Long developed as an artist within the conceptual art framework of the 1960s and 1970s, partaking in the revolution of art. Why need a brush? We can leave traces in different ways, using our body as a tool. When walking we create lines and circles and leave our traces on earth. Not only does Long want to leave marks in nuture — for a next passerby to accidently notice and wonder about them — but he also wants to leave a mark in the planet, mediating it.

“When I get to a particular place on my walk, I have to stop. I make a sculpture, like a beautiful circle of stones. I take out my camera. Take a photo. Turn off the camera, and continue walking. The best sculptures are my celebration of being at that place, at that time, at that moment.” The photographs, as well as the words he writes in his notebooks, are what he shares of what he made and experienced during the walks. “I need to show it thereafter. It’s the whole point of being an artist: to communicate it. If I were the last person on the world, there would be no reason to make art.”

So, instead of following his footsteps through the Andes, we can see his art at the Faena Arts Centre and imagine ourselves being in those mountains, looking at the perfect circle of stones he made, aligned with the summit of the Aconcagua. “Yes, use your imagination,” Long highlighted.
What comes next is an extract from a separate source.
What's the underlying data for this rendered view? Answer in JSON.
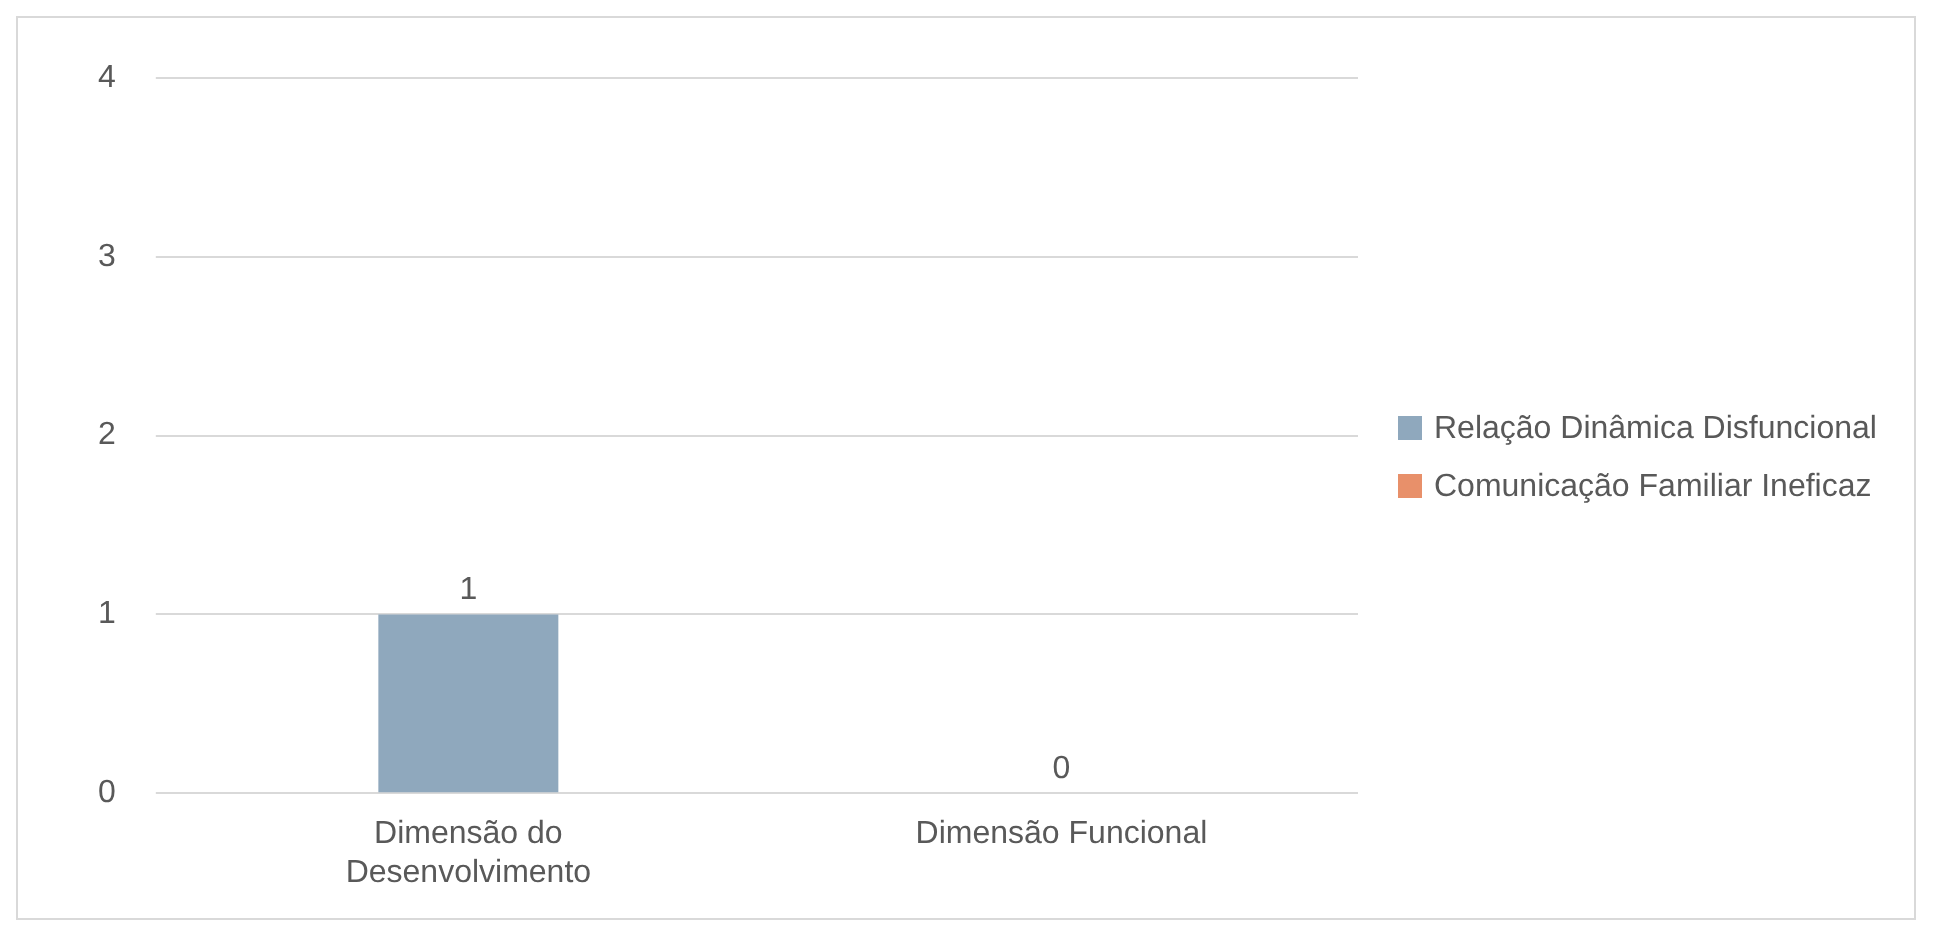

But we can also watch his sculptures first-hand, such as the enormous mud painting on the wall or the perfect circle of wood snippets he has created in the gallery. He always uses natural materials — mediating the planet. Both works were created during the week he was in Buenos Aires, preparing for the show. To make the mud wall painting took two days. “The mud comes from the Paraná River. When I was here in 2012, I went up the Delta, and found this mud, which I have now shipped to the gallery. I painted it with my hands, as you can tell from the gestures. You can see the movement of my arms. The splashes and drippings are very much part of the work. Movement and gravity are definitive for the work.” The mud painting is a dynamic chaos with a ziggurat bordered frame, making reference to the Latin culture.

“I am not an anthropologist though. I don’t investigate cultures. When I came to this continent for the first time in 1972 and went to Bolivia and Peru, I came across this shape and used it. I am not a writer either, even though some of my works consist of words. I am an artist.”
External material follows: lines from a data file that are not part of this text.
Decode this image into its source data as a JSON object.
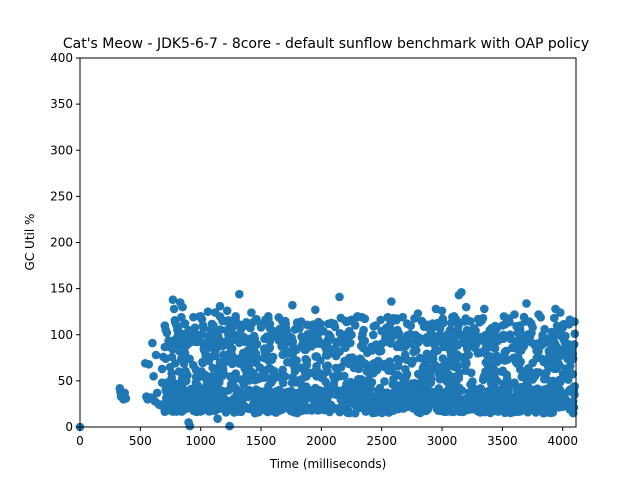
{
  "chart_data": {
    "type": "scatter",
    "title": "Cat's Meow - JDK5-6-7 - 8core -  default sunflow benchmark with OAP policy",
    "xlabel": "Time (milliseconds)",
    "ylabel": "GC Util %",
    "xlim": [
      0,
      4110
    ],
    "ylim": [
      0,
      400
    ],
    "xticks": [
      0,
      500,
      1000,
      1500,
      2000,
      2500,
      3000,
      3500,
      4000
    ],
    "yticks": [
      0,
      50,
      100,
      150,
      200,
      250,
      300,
      350,
      400
    ],
    "grid": false,
    "marker_color": "#1f77b4",
    "series": [
      {
        "points": [
          [
            0,
            0
          ],
          [
            330,
            42
          ],
          [
            335,
            38
          ],
          [
            340,
            33
          ],
          [
            350,
            35
          ],
          [
            360,
            30
          ],
          [
            370,
            37
          ],
          [
            380,
            31
          ],
          [
            540,
            69
          ],
          [
            550,
            33
          ],
          [
            560,
            30
          ],
          [
            570,
            68
          ],
          [
            590,
            32
          ],
          [
            600,
            91
          ],
          [
            610,
            55
          ],
          [
            620,
            28
          ],
          [
            630,
            78
          ],
          [
            640,
            37
          ],
          [
            650,
            25
          ],
          [
            660,
            24
          ],
          [
            680,
            63
          ],
          [
            690,
            76
          ],
          [
            700,
            20
          ],
          [
            710,
            23
          ],
          [
            720,
            102
          ],
          [
            730,
            40
          ],
          [
            740,
            20
          ],
          [
            750,
            18
          ],
          [
            770,
            138
          ],
          [
            780,
            128
          ],
          [
            790,
            69
          ],
          [
            800,
            110
          ],
          [
            810,
            99
          ],
          [
            820,
            60
          ],
          [
            830,
            135
          ],
          [
            840,
            119
          ],
          [
            850,
            130
          ],
          [
            860,
            33
          ],
          [
            870,
            80
          ],
          [
            880,
            88
          ],
          [
            890,
            56
          ],
          [
            900,
            5
          ],
          [
            910,
            1
          ],
          [
            920,
            40
          ],
          [
            930,
            104
          ],
          [
            940,
            119
          ],
          [
            950,
            97
          ],
          [
            960,
            48
          ],
          [
            980,
            96
          ],
          [
            1000,
            120
          ],
          [
            1020,
            110
          ],
          [
            1040,
            20
          ],
          [
            1060,
            125
          ],
          [
            1080,
            105
          ],
          [
            1100,
            92
          ],
          [
            1120,
            124
          ],
          [
            1140,
            9
          ],
          [
            1160,
            131
          ],
          [
            1180,
            60
          ],
          [
            1200,
            115
          ],
          [
            1220,
            126
          ],
          [
            1240,
            1
          ],
          [
            1260,
            100
          ],
          [
            1290,
            120
          ],
          [
            1320,
            144
          ],
          [
            1350,
            22
          ],
          [
            1380,
            56
          ],
          [
            1400,
            110
          ],
          [
            1420,
            124
          ],
          [
            1450,
            15
          ],
          [
            1480,
            52
          ],
          [
            1500,
            108
          ],
          [
            1530,
            22
          ],
          [
            1560,
            111
          ],
          [
            1600,
            104
          ],
          [
            1650,
            40
          ],
          [
            1700,
            98
          ],
          [
            1760,
            132
          ],
          [
            1800,
            108
          ],
          [
            1850,
            92
          ],
          [
            1900,
            110
          ],
          [
            1950,
            127
          ],
          [
            2000,
            104
          ],
          [
            2050,
            60
          ],
          [
            2100,
            20
          ],
          [
            2150,
            141
          ],
          [
            2200,
            115
          ],
          [
            2250,
            100
          ],
          [
            2300,
            120
          ],
          [
            2350,
            105
          ],
          [
            2400,
            40
          ],
          [
            2450,
            110
          ],
          [
            2500,
            104
          ],
          [
            2550,
            119
          ],
          [
            2580,
            136
          ],
          [
            2620,
            100
          ],
          [
            2680,
            20
          ],
          [
            2740,
            110
          ],
          [
            2800,
            123
          ],
          [
            2850,
            95
          ],
          [
            2900,
            106
          ],
          [
            2950,
            128
          ],
          [
            3000,
            126
          ],
          [
            3050,
            40
          ],
          [
            3100,
            120
          ],
          [
            3140,
            143
          ],
          [
            3160,
            146
          ],
          [
            3200,
            130
          ],
          [
            3250,
            105
          ],
          [
            3300,
            117
          ],
          [
            3350,
            128
          ],
          [
            3400,
            105
          ],
          [
            3450,
            60
          ],
          [
            3500,
            110
          ],
          [
            3550,
            40
          ],
          [
            3600,
            122
          ],
          [
            3650,
            98
          ],
          [
            3700,
            134
          ],
          [
            3750,
            108
          ],
          [
            3800,
            122
          ],
          [
            3850,
            106
          ],
          [
            3900,
            90
          ],
          [
            3940,
            128
          ],
          [
            3980,
            124
          ],
          [
            4020,
            85
          ],
          [
            4060,
            60
          ],
          [
            4100,
            101
          ],
          [
            4100,
            44
          ],
          [
            4000,
            22
          ],
          [
            4000,
            32
          ],
          [
            3960,
            70
          ],
          [
            3920,
            50
          ],
          [
            3880,
            28
          ],
          [
            3840,
            15
          ],
          [
            3800,
            82
          ],
          [
            3760,
            40
          ],
          [
            3720,
            62
          ],
          [
            3680,
            25
          ],
          [
            3640,
            90
          ],
          [
            3600,
            48
          ],
          [
            3560,
            18
          ],
          [
            3520,
            72
          ],
          [
            3480,
            35
          ],
          [
            3440,
            85
          ],
          [
            3400,
            22
          ],
          [
            3360,
            60
          ],
          [
            3320,
            42
          ],
          [
            3280,
            95
          ],
          [
            3240,
            30
          ],
          [
            3200,
            70
          ],
          [
            3160,
            18
          ],
          [
            3120,
            55
          ],
          [
            3080,
            88
          ],
          [
            3040,
            25
          ],
          [
            3000,
            65
          ],
          [
            2960,
            32
          ],
          [
            2920,
            78
          ],
          [
            2880,
            20
          ],
          [
            2840,
            50
          ],
          [
            2800,
            36
          ],
          [
            2760,
            72
          ],
          [
            2720,
            28
          ],
          [
            2680,
            90
          ],
          [
            2640,
            45
          ],
          [
            2600,
            18
          ],
          [
            2560,
            66
          ],
          [
            2520,
            30
          ],
          [
            2480,
            82
          ],
          [
            2440,
            22
          ],
          [
            2400,
            58
          ],
          [
            2360,
            38
          ],
          [
            2320,
            74
          ],
          [
            2280,
            15
          ],
          [
            2240,
            48
          ],
          [
            2200,
            86
          ],
          [
            2160,
            30
          ],
          [
            2120,
            64
          ],
          [
            2080,
            24
          ],
          [
            2040,
            78
          ],
          [
            2000,
            36
          ],
          [
            1960,
            55
          ],
          [
            1920,
            18
          ],
          [
            1880,
            72
          ],
          [
            1840,
            44
          ],
          [
            1800,
            28
          ],
          [
            1760,
            90
          ],
          [
            1720,
            38
          ],
          [
            1680,
            62
          ],
          [
            1640,
            20
          ],
          [
            1600,
            76
          ],
          [
            1560,
            34
          ],
          [
            1520,
            58
          ],
          [
            1480,
            16
          ],
          [
            1440,
            84
          ],
          [
            1400,
            40
          ],
          [
            1360,
            66
          ],
          [
            1320,
            25
          ],
          [
            1280,
            52
          ],
          [
            1240,
            88
          ],
          [
            1200,
            30
          ],
          [
            1160,
            70
          ],
          [
            1120,
            18
          ],
          [
            1080,
            46
          ],
          [
            1040,
            80
          ],
          [
            1000,
            28
          ],
          [
            960,
            62
          ],
          [
            920,
            22
          ],
          [
            880,
            50
          ],
          [
            840,
            74
          ],
          [
            800,
            36
          ],
          [
            760,
            58
          ],
          [
            720,
            26
          ],
          [
            680,
            48
          ]
        ]
      }
    ]
  }
}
Cultural references are made when he sees fit. The circle though has a long symbolic connotation in different cultures. Long has made them in every part of the world: from the Sahara, to Ireland and the Himalaya. He does everything by himself, with no one there, except for him and his camera as witnesses.

At the Faena Centre, the process of the circle-making was documented. Long explains that he just started in the middle of the circle and without any worry of where and when to finish. “No measurements involved?” “No, I did it just by eyeballing it.” It almost seems like a Zen ritual, and the artist confirms this: “You could say that there is a Zen way to it. You need to focus while I remain relaxed, and should not worry about the end. Just do what you feel right.”

What feels right for Richard Long has been regarded as innovative in the history of art. He emphasized that leaving a trace also means to make a mark in the line of art-making. “Van Gogh was innovative. The Abstract Expressionists were new. And then you have me.” He refers to what many art historians, called “the end of art,” after Pollock’s drip painting. Where was art to go? Land art and performance art arose in the sixties and Long was there, in that “here and now” that he wants to keep on showing. His “here and nows” are to become our “here and knows,” even if it’s only for the duration of the show. If not, you could always try to trace his walks around the Aconcagua.

Where and when:

Richard Long/ Mendoza Walking. The exhibition runs from today until July 28. Saturdays, Sundays and Mondays from noon to 7pm. General Admission: 40 pesos. Free admission on Mondays.